Formule 1

Alonso : Neuf pilotes sur dix auraient rejoint McLaren en 2015

L’Espagnol défend ses choix de carrière

Recherche

Par Emmanuel Touzot

22 janvier 2019 - 08:17
Alonso : Neuf pilotes sur dix (...)

Fernando Alonso est revenu sur ses choix de carrière, assurant que ses décisions n’avaient pas été si improbables qu’on le dit aujourd’hui. Selon l’Espagnol, tant sa décision de rejoindre Ferrari en 2010 que celle de retourner chez McLaren en 2015 (photo) n’étaient pas si incongrues au moment où elles ont été prises.

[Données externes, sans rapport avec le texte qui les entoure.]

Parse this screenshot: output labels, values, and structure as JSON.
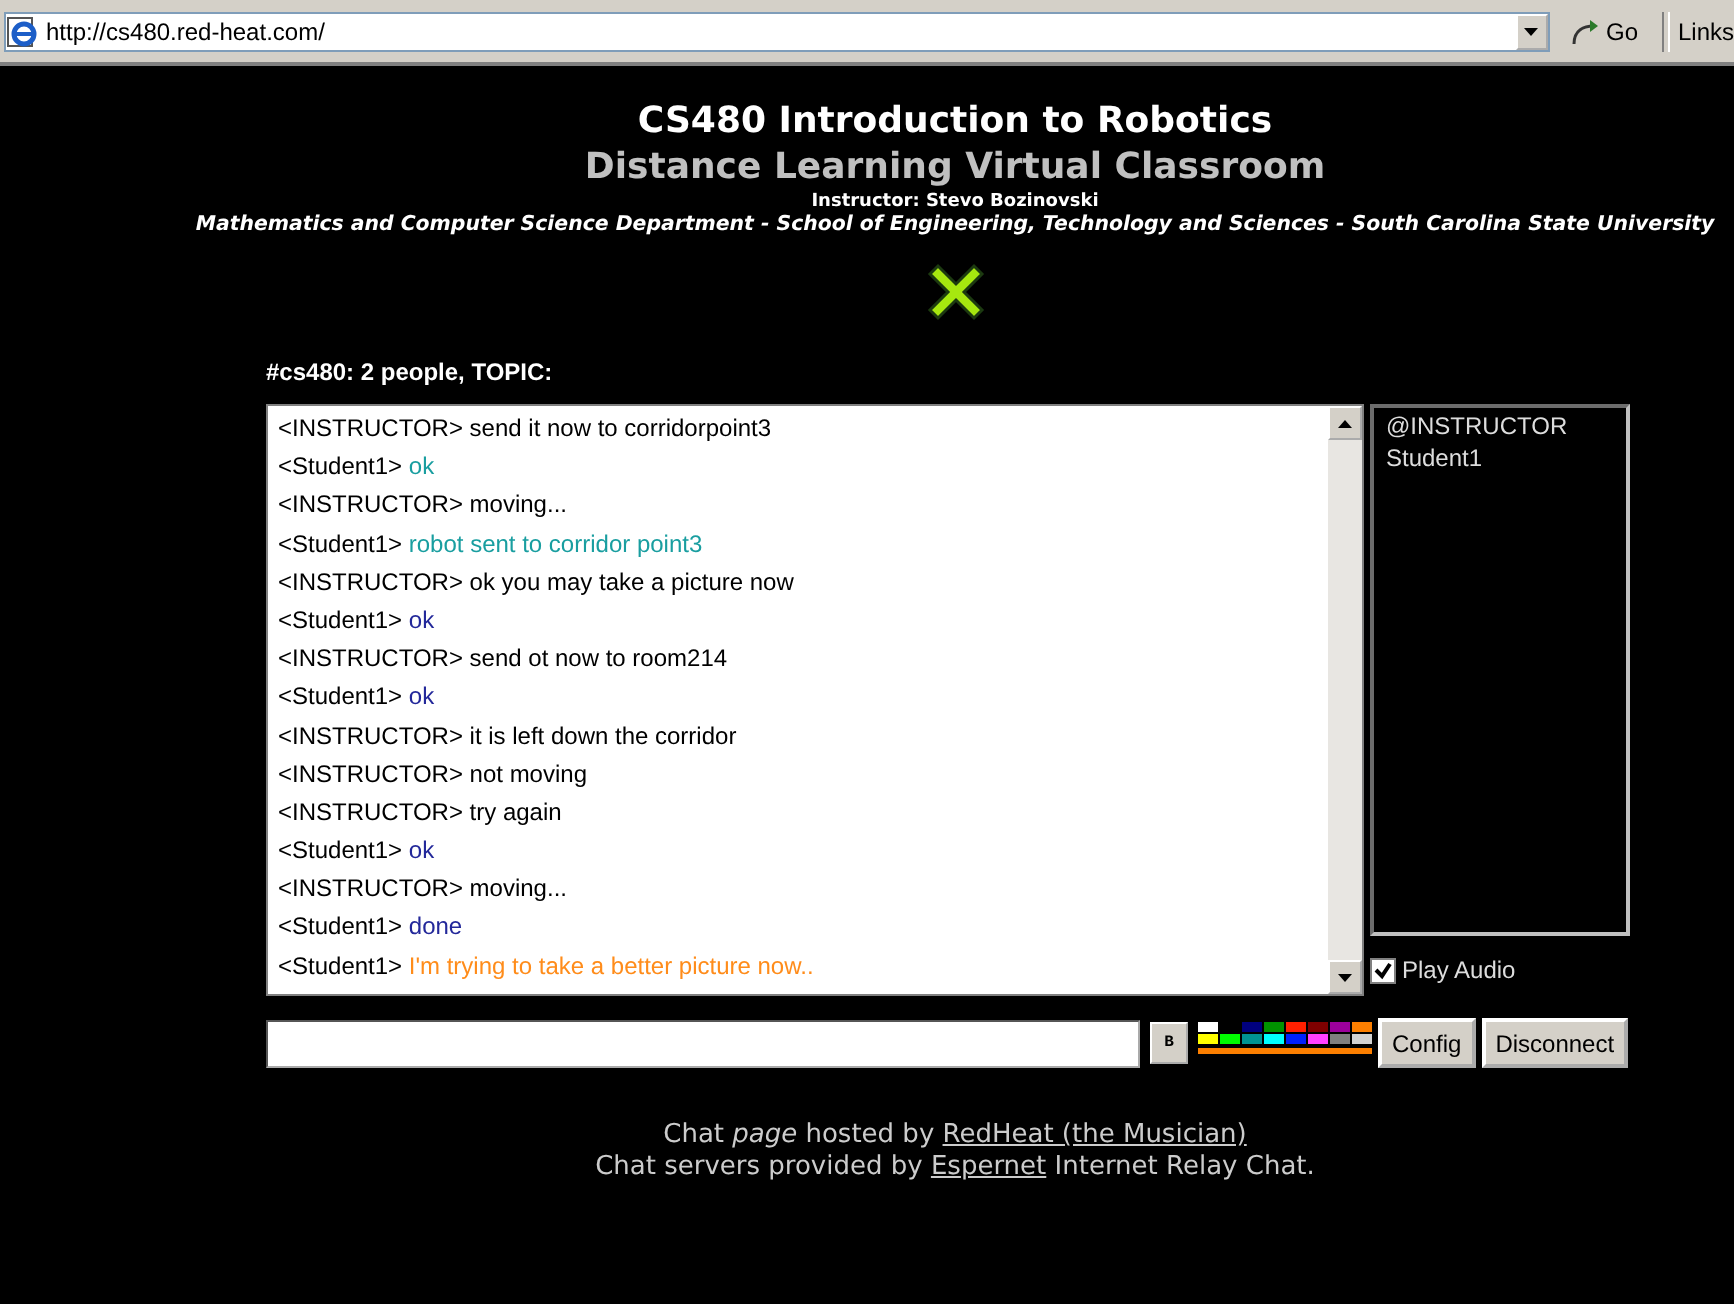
{
  "browser": {
    "address": "http://cs480.red-heat.com/",
    "go_label": "Go",
    "links_label": "Links"
  },
  "header": {
    "title": "CS480 Introduction to Robotics",
    "subtitle": "Distance Learning Virtual Classroom",
    "instructor": "Instructor: Stevo Bozinovski",
    "department": "Mathematics and Computer Science Department - School of Engineering, Technology and Sciences - South Carolina State University"
  },
  "channel_status": "#cs480: 2 people, TOPIC:",
  "messages": [
    {
      "nick": "<INSTRUCTOR>",
      "text": "send it now to corridorpoint3",
      "color": "#000000"
    },
    {
      "nick": "<Student1>",
      "text": "ok",
      "color": "#199ea0"
    },
    {
      "nick": "<INSTRUCTOR>",
      "text": "moving...",
      "color": "#000000"
    },
    {
      "nick": "<Student1>",
      "text": "robot sent to corridor point3",
      "color": "#199ea0"
    },
    {
      "nick": "<INSTRUCTOR>",
      "text": "ok you may take a picture now",
      "color": "#000000"
    },
    {
      "nick": "<Student1>",
      "text": "ok",
      "color": "#23289a"
    },
    {
      "nick": "<INSTRUCTOR>",
      "text": "send ot now to room214",
      "color": "#000000"
    },
    {
      "nick": "<Student1>",
      "text": "ok",
      "color": "#23289a"
    },
    {
      "nick": "<INSTRUCTOR>",
      "text": "it is left down the corridor",
      "color": "#000000"
    },
    {
      "nick": "<INSTRUCTOR>",
      "text": "not moving",
      "color": "#000000"
    },
    {
      "nick": "<INSTRUCTOR>",
      "text": "try again",
      "color": "#000000"
    },
    {
      "nick": "<Student1>",
      "text": "ok",
      "color": "#23289a"
    },
    {
      "nick": "<INSTRUCTOR>",
      "text": "moving...",
      "color": "#000000"
    },
    {
      "nick": "<Student1>",
      "text": "done",
      "color": "#23289a"
    },
    {
      "nick": "<Student1>",
      "text": "I'm trying to take a better picture now..",
      "color": "#ff8c1a"
    }
  ],
  "users": [
    {
      "name": "@INSTRUCTOR"
    },
    {
      "name": "Student1"
    }
  ],
  "play_audio": {
    "label": "Play Audio",
    "checked": true
  },
  "bold_button": "B",
  "palette": [
    {
      "color": "#ffffff"
    },
    {
      "color": "#000000"
    },
    {
      "color": "#00007f"
    },
    {
      "color": "#009300"
    },
    {
      "color": "#ff2000"
    },
    {
      "color": "#7f0000"
    },
    {
      "color": "#9c009c"
    },
    {
      "color": "#fc7f00"
    },
    {
      "color": "#ffff00"
    },
    {
      "color": "#00fc00"
    },
    {
      "color": "#009393"
    },
    {
      "color": "#00ffff"
    },
    {
      "color": "#0020fc"
    },
    {
      "color": "#ff40ff"
    },
    {
      "color": "#7f7f7f"
    },
    {
      "color": "#d2d2d2"
    }
  ],
  "selected_color": {
    "color": "#fc7f00"
  },
  "buttons": [
    "Config",
    "Disconnect"
  ],
  "footer": [
    {
      "before": "Chat *page* hosted by",
      "link": "RedHeat (the Musician)"
    },
    {
      "before": "Chat servers provided by",
      "link": "Espernet",
      "after": "Internet Relay Chat."
    }
  ]
}
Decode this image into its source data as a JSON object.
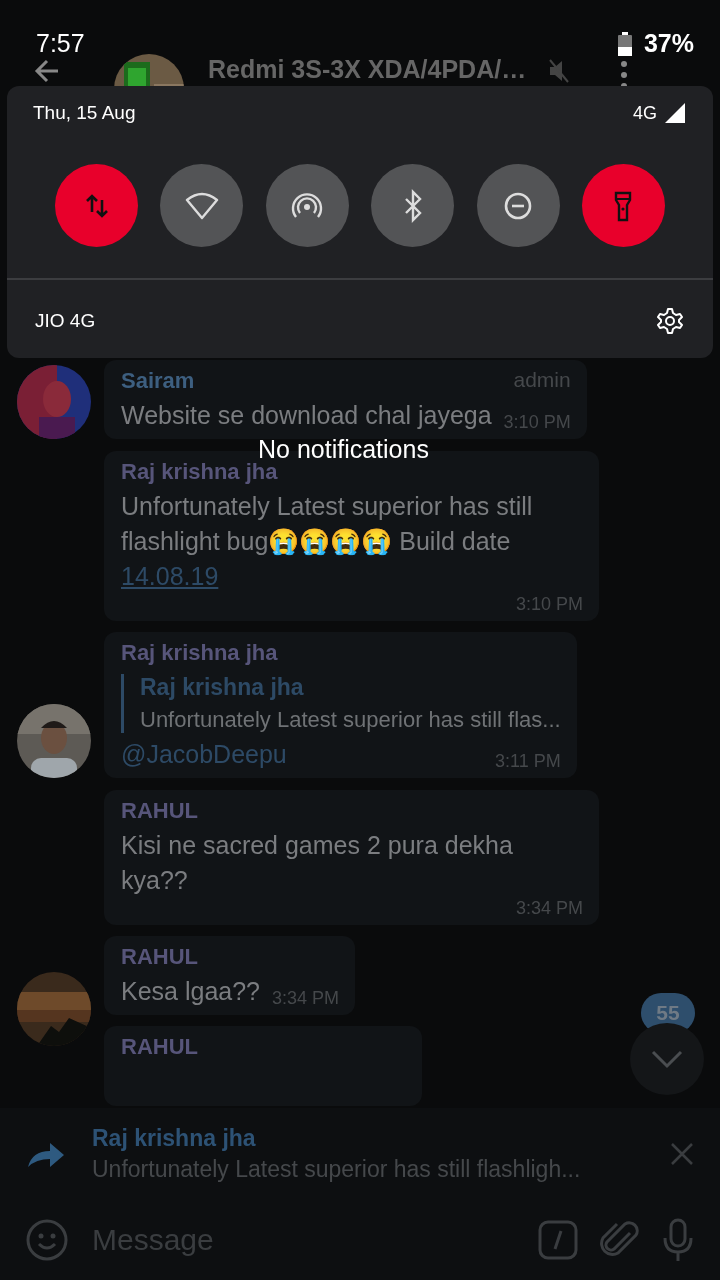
{
  "status_bar": {
    "time": "7:57",
    "battery": "37%"
  },
  "chat_header": {
    "title": "Redmi 3S-3X XDA/4PDA/…"
  },
  "quick_settings": {
    "date": "Thu, 15 Aug",
    "network_type": "4G",
    "toggles": [
      {
        "kind": "mobile-data",
        "on": true
      },
      {
        "kind": "wifi",
        "on": false
      },
      {
        "kind": "hotspot",
        "on": false
      },
      {
        "kind": "bluetooth",
        "on": false
      },
      {
        "kind": "dnd",
        "on": false
      },
      {
        "kind": "flashlight",
        "on": true
      }
    ],
    "carrier": "JIO 4G"
  },
  "notice": "No notifications",
  "groups": [
    {
      "messages": [
        {
          "sender": "Sairam",
          "color": "#3d5f80",
          "badge": "admin",
          "text": "Website se download chal jayega",
          "time": "3:10 PM"
        }
      ]
    },
    {
      "messages": [
        {
          "sender": "Raj krishna jha",
          "color": "#57557a",
          "text": "Unfortunately Latest superior has still flashlight bug😭😭😭😭 Build date",
          "link": "14.08.19",
          "time": "3:10 PM"
        },
        {
          "sender": "Raj krishna jha",
          "color": "#57557a",
          "quote": {
            "name": "Raj krishna jha",
            "text": "Unfortunately Latest superior has still flas..."
          },
          "mention": "@JacobDeepu",
          "time": "3:11 PM"
        }
      ]
    },
    {
      "messages": [
        {
          "sender": "RAHUL",
          "color": "#57557a",
          "text": "Kisi ne sacred games 2 pura dekha kya??",
          "time": "3:34 PM"
        },
        {
          "sender": "RAHUL",
          "color": "#57557a",
          "text": "Kesa lgaa??",
          "time": "3:34 PM"
        },
        {
          "sender": "RAHUL",
          "color": "#57557a"
        }
      ]
    }
  ],
  "scroll": {
    "unread": "55"
  },
  "reply": {
    "name": "Raj krishna jha",
    "text": "Unfortunately Latest superior has still flashligh..."
  },
  "composer": {
    "placeholder": "Message"
  }
}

"Je pense qu’en F1, il y a toujours un vainqueur, et tous les autres ne gagnent pas" explique Alonso. "J’ai été malchanceux sur certaines courses, mais sans boule de cristal, il est difficile de prendre des décisions. Après la fin d’un chapitre, c’est facile à dire, mais je pense que quand j’ai rejoint Ferrari en 2010, 10 pilotes sur 10 auraient pris la même décision."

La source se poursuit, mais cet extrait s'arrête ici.